You mark it. They respond. You respond to their response. Living the dream. The sweaty, surreal, traumatic dream from which you never wake up because no sooner have they written ‘thanks miss I’ll use quotations next time’, it’s time to start again and they haven’t even followed the advice and we’re onto the next part of the concentric circle of hell.

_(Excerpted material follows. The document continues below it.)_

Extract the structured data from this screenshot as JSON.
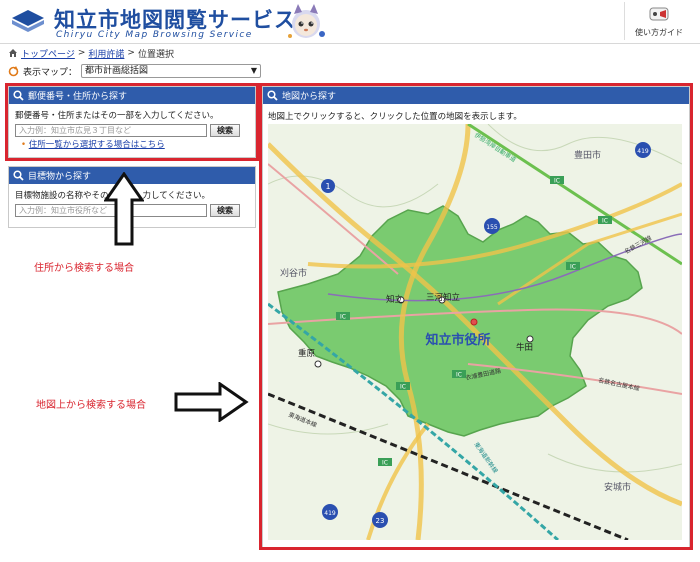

Just teach them, give them feedback (verbal and instant is just as effective) and if your SLT don’t think that’s the way to secure a Good or Outstanding then direct them to Michael Tidd’s (@michaelt1979) blog: https://michaelt1979.wordpress.com/2016/05/24/a-policy-for-feedback-not-marking/

Plenaries

This is probably a much longer blog post (and I have no doubt it’s already been done) but since when did we stop and wrap up our learning after one hour? This is ridiculous. I’m not even massively in favour of writing the date at the top, although I appreciate the need for humans to time-stamp our existence and associated activities. The round-up, for me, comes at the start of the next lesson, when we remind ourselves of what has come before. And while retrieval is important, I am concerned by the murmurings of schools insisting on ‘a retrieval exercise’ at the start of every lesson. This is why we can’t have nice things. It should be at the teacher’s discretion to pinpoint the crucial moments for retrieval, and if schools are using retrieval then they need to properly educate their teachers on (EduTwitter Bingo Klaxon Alert) the Ebbinghaus Forgetting Curve. The minute we insist on this happening in every lesson, we’ve lost the game. This is peak deprofessionalising. At my school, we have it as part of our strategy and we are absolutely able to use it or not use it as is appropriate for each lesson’s context.

Labelling features of the pedagogical approach in the books

Anything that is labelled as an approach in books is probably labelled for observers or scrutineers, rather than for any impact. No impact, no point.